Lo miré con espanto. Agneta y Lennard siempre habían sido una unidad. ¿Qué había podido abrir una brecha entre ambos?
—Me temo que uno de los secretos que mi mujer y yo hemos ocultado nos ha costado el cariño de uno de nuestros hijos.
—Entonces tal vez sí deberías contármelo. Si no, no conseguiré dormir.
—No, Matilda, eso debo dejárselo a Agneta. De momento solo quiero disfrutar de tu presencia. ¿Cuánto tiempo te quedarás?
—Me he tomado dos semanas libres.
—¿Dónde trabajas ahora? ¿Has abierto tu propio negocio, como tenías pensado?
—No, trabajo en el Grand Hotel como ayudante de dirección y organizando eventos.
Impresionado, asintió con la cabeza.
—Parece que tienes mucha responsabilidad.

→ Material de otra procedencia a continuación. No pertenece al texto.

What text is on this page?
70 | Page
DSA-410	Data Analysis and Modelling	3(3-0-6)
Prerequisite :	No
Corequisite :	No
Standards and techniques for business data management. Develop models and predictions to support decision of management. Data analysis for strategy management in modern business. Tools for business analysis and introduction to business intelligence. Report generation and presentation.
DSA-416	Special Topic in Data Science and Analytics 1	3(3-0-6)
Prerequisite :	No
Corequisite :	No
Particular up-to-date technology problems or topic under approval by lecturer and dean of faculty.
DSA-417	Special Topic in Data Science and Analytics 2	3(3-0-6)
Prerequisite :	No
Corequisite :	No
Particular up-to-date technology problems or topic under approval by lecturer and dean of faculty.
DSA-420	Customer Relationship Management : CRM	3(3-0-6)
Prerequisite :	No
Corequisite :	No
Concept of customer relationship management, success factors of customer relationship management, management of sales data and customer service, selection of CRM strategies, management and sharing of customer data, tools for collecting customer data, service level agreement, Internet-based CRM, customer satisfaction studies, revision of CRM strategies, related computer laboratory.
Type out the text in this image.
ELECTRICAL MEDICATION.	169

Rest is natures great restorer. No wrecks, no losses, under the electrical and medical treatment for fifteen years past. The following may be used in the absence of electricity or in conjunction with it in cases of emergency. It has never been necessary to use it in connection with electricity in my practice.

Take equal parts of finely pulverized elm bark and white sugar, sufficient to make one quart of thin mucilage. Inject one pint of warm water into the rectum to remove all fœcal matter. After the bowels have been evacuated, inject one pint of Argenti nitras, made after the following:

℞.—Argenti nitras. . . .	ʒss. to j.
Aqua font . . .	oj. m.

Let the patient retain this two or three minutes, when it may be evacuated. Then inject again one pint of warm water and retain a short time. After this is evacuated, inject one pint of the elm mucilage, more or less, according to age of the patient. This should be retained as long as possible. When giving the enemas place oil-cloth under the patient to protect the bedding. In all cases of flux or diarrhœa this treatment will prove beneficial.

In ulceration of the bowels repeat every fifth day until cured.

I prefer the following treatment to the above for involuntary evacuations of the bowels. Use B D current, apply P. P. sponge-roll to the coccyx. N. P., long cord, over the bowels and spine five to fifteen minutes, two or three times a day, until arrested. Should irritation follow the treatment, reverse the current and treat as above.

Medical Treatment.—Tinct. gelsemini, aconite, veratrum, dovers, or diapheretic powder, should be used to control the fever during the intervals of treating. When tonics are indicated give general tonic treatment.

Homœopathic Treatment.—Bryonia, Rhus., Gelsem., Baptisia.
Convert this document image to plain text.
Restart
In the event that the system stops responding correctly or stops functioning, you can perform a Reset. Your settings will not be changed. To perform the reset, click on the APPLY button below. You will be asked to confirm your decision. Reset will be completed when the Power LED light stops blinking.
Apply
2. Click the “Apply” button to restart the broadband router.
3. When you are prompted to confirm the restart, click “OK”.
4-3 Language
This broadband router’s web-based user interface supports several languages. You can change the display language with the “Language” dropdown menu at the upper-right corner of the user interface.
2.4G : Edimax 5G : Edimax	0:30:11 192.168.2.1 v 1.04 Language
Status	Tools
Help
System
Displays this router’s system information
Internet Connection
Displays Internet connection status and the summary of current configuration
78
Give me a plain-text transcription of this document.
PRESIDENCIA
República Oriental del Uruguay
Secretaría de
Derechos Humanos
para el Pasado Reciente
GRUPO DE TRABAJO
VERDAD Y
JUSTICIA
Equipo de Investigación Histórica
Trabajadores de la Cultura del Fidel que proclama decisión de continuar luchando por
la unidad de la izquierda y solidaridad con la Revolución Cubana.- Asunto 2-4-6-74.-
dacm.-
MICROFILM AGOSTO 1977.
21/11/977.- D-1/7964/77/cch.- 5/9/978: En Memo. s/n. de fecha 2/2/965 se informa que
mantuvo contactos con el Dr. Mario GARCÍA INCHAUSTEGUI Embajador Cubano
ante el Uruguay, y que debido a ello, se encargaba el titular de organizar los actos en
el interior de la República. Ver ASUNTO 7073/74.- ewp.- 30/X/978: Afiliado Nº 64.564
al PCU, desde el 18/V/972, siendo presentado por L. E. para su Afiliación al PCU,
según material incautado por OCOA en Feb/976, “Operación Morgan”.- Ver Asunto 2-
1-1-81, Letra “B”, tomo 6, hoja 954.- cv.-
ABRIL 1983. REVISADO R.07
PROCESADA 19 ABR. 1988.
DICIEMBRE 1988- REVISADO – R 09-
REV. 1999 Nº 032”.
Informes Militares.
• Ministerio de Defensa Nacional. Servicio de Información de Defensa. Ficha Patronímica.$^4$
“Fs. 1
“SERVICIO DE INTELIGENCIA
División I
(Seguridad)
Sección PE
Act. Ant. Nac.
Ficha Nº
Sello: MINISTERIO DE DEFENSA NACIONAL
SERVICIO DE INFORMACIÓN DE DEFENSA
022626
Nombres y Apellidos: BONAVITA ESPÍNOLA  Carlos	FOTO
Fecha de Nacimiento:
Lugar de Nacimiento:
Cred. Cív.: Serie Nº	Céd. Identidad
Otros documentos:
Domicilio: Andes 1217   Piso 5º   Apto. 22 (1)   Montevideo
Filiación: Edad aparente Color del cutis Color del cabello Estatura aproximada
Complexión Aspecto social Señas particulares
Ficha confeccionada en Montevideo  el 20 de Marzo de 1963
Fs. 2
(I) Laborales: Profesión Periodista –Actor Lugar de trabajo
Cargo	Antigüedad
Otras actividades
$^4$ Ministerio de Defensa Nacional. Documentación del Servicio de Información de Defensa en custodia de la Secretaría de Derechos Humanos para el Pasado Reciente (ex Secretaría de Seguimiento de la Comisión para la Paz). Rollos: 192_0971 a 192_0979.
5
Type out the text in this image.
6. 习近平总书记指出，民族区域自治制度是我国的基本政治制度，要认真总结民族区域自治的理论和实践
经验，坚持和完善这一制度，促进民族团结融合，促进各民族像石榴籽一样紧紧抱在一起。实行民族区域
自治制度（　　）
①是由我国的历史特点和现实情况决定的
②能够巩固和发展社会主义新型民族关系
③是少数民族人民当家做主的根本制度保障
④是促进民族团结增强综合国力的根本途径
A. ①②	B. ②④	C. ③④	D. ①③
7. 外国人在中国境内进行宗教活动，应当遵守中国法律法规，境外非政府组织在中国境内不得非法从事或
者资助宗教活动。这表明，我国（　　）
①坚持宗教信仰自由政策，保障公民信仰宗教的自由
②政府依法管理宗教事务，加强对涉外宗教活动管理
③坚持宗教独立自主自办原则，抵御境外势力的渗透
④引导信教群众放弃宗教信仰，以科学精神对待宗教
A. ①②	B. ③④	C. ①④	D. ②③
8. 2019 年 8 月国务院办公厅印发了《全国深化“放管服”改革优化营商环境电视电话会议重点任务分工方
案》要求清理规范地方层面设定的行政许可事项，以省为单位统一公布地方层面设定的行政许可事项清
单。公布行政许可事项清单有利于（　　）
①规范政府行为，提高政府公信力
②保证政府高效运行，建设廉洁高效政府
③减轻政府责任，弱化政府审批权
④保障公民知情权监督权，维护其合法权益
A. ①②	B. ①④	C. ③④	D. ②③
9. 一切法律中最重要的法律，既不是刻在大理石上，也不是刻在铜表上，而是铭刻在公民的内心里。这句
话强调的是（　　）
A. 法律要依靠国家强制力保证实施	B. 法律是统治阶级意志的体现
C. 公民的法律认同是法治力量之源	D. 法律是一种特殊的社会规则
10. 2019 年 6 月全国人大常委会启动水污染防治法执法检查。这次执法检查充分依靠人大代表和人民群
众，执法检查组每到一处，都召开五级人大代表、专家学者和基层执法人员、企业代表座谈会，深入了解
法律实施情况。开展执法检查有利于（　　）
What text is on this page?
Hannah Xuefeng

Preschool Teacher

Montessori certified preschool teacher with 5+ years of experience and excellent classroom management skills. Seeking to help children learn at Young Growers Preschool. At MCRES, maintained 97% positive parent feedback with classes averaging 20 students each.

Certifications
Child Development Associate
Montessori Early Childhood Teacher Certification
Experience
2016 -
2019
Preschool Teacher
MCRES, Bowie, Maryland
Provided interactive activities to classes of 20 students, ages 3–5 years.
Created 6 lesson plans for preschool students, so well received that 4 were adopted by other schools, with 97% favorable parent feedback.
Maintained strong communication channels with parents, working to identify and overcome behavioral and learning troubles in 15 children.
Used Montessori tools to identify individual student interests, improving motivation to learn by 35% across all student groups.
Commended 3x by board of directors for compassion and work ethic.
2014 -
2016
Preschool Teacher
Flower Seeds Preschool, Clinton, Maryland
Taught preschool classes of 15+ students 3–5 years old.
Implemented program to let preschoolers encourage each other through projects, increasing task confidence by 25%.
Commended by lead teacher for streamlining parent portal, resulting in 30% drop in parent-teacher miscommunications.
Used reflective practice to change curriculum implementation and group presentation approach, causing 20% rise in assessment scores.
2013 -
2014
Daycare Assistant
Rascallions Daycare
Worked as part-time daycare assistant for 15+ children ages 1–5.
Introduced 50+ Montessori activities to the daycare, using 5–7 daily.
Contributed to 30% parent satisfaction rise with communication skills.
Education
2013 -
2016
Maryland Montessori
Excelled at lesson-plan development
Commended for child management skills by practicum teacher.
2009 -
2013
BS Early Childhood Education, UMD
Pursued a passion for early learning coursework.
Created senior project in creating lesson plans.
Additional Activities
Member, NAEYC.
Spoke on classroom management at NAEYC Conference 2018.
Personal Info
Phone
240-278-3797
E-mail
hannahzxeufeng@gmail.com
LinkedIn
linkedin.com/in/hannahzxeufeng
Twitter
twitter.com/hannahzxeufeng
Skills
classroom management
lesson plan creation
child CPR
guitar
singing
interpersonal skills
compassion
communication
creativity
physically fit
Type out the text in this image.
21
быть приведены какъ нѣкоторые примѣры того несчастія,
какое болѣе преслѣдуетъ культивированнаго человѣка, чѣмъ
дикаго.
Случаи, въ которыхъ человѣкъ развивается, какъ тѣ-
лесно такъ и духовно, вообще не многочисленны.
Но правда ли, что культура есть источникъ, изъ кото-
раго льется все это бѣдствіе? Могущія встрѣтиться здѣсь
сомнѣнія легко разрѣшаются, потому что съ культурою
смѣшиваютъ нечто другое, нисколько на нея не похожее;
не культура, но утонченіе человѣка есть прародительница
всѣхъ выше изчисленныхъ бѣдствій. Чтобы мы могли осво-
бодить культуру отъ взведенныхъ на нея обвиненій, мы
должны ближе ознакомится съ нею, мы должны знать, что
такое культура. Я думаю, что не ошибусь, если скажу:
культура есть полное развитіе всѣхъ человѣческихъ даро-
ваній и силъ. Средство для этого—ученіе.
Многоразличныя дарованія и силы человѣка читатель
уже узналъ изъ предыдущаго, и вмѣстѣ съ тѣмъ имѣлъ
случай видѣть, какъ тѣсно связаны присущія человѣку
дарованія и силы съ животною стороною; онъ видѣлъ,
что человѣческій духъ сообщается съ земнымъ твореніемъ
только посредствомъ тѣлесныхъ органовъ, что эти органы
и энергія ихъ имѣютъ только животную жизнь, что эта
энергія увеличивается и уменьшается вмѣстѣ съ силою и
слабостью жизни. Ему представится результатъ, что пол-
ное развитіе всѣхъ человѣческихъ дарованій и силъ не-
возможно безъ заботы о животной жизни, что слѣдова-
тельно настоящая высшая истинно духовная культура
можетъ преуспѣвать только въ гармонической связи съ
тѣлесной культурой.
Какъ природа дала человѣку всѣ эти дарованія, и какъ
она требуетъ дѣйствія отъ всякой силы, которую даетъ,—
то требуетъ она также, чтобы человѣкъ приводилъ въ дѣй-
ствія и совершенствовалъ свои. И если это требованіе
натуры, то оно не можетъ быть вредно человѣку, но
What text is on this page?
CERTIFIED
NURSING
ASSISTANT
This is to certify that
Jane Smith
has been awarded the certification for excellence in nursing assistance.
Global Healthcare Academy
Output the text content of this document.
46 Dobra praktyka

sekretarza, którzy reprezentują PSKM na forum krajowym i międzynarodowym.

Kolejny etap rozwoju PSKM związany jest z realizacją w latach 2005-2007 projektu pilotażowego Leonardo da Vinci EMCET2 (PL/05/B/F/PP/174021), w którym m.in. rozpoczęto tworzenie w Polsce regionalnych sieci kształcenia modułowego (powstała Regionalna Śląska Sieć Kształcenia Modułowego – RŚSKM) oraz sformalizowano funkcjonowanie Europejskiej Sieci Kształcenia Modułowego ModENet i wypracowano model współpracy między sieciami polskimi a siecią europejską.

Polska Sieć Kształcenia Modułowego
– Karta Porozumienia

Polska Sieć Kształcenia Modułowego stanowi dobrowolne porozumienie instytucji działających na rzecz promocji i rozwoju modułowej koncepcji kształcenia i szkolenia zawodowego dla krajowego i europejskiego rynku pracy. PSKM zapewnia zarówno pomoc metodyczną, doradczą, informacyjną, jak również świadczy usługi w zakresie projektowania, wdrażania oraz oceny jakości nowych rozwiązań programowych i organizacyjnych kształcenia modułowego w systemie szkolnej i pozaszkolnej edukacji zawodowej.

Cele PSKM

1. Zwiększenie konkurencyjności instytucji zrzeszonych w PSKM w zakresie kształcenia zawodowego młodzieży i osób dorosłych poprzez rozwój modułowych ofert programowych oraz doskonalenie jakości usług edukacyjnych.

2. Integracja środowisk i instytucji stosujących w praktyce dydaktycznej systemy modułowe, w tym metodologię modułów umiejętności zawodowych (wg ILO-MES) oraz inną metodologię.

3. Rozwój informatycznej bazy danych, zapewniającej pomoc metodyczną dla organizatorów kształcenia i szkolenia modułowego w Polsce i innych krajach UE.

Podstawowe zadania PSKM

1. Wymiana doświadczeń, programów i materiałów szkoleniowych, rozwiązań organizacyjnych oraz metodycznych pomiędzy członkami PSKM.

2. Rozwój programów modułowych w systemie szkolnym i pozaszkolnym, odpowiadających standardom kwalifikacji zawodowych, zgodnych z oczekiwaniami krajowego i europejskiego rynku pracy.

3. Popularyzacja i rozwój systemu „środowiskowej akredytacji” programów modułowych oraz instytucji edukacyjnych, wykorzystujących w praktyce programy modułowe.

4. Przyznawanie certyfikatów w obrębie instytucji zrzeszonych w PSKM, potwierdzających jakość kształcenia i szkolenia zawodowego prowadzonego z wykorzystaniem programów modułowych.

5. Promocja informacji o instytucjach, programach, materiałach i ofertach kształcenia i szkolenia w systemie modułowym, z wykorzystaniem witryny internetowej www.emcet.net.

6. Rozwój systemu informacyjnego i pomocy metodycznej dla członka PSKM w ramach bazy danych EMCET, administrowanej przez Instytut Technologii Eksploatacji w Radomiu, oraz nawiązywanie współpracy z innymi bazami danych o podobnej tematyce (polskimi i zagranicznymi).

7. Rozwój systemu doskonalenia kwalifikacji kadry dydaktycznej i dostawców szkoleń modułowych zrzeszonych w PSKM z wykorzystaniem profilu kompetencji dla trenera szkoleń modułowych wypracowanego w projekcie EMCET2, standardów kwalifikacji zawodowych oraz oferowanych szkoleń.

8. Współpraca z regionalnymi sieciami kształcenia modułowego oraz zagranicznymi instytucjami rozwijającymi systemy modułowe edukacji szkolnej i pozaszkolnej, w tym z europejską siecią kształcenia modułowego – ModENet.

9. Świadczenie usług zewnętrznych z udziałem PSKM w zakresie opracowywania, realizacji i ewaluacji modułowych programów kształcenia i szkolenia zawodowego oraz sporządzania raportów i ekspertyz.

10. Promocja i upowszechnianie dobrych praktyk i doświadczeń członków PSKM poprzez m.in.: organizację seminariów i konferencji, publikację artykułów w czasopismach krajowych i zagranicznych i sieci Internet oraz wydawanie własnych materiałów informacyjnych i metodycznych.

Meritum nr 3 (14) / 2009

—Así es, pero también me divierto.
—Seguro que conoces a muchas personas importantes.
—Uy, sí. Músicos, políticos… Una vez tuvimos a un jeque árabe. Estaba en Suecia porque quería encontrar nuevos sementales para su cuadra. Por desgracia, no tuve ocasión de recomendarle Lejongård.
—Qué lástima. Aunque ahora mismo tendríamos dificultades para proveer a un nuevo cliente. Agneta no solo debe ocuparse de Lejongård, sino también de la finca Ekberg. Hace un par de semanas tuvo un desvanecimiento. Por eso le insistí en que volviera a escribirte.
—¿Agneta sufrió un desmayo? —pregunté, sobresaltada.
En su carta no decía nada de eso.
—Sí, y seguramente me matará por habértelo contado, pero el tiempo de los secretos debe acabarse, ¿no crees?
—Eso me encantaría.
Lennard sonrió.
—A mí también. Y ahora creo que deberíamos acostarnos. Contigo aquí me siento más tranquilo y puedo centrarme en pensamientos más agradables.
—¿No habrás estado preocupado por mí?
—Sí, por supuesto. Desde que te marchaste y decidiste no contestar a ninguna de las cartas de Agneta.
—¿Ingmar no os contaba nada?
—Sí, nos tuvo al corriente mientras os seguisteis escribiendo. Pero entonces pasó lo que pasó y…
Se quedó callado. Me habría gustado saber qué había ocurrido entre ellos. ¿Había hecho Agneta algo que enfureció a su hijo? ¿Por qué no había acudido Ingmar a mí?
Sin embargo, al ver lo cansado que estaba Lennard de tanto hablar, decidí esperar al día siguiente.
—Por favor, disculpa que no contestara a esas cartas, pero estaba furiosa con ella.
Asintió con comprensión.
—Te creo. Pero, aunque esa ira tarde mucho en desaparecer, o no lo haga nunca, prométeme una cosa, por favor: que nos escribirás de vez en cuando. Solo para decirnos cómo te encuentras. Eso me gustaría mucho.
Le di la mano.
—De acuerdo.
—Bien. Y ahora a descansar. Primero tienes que instalarte, de lo demás ya nos ocuparemos mañana.
Ayudé a Lennard a levantarse y lo acompañé al vestíbulo. Casi me habría gustado volver a encontrar allí a Agneta, pero no estaba por ninguna parte.
—Desde aquí ya puedo yo solo —dijo el conde, que me abrazó una vez más—. ¡Buenas noches, Matilda! ¡Y bienvenida de nuevo a Lejongård!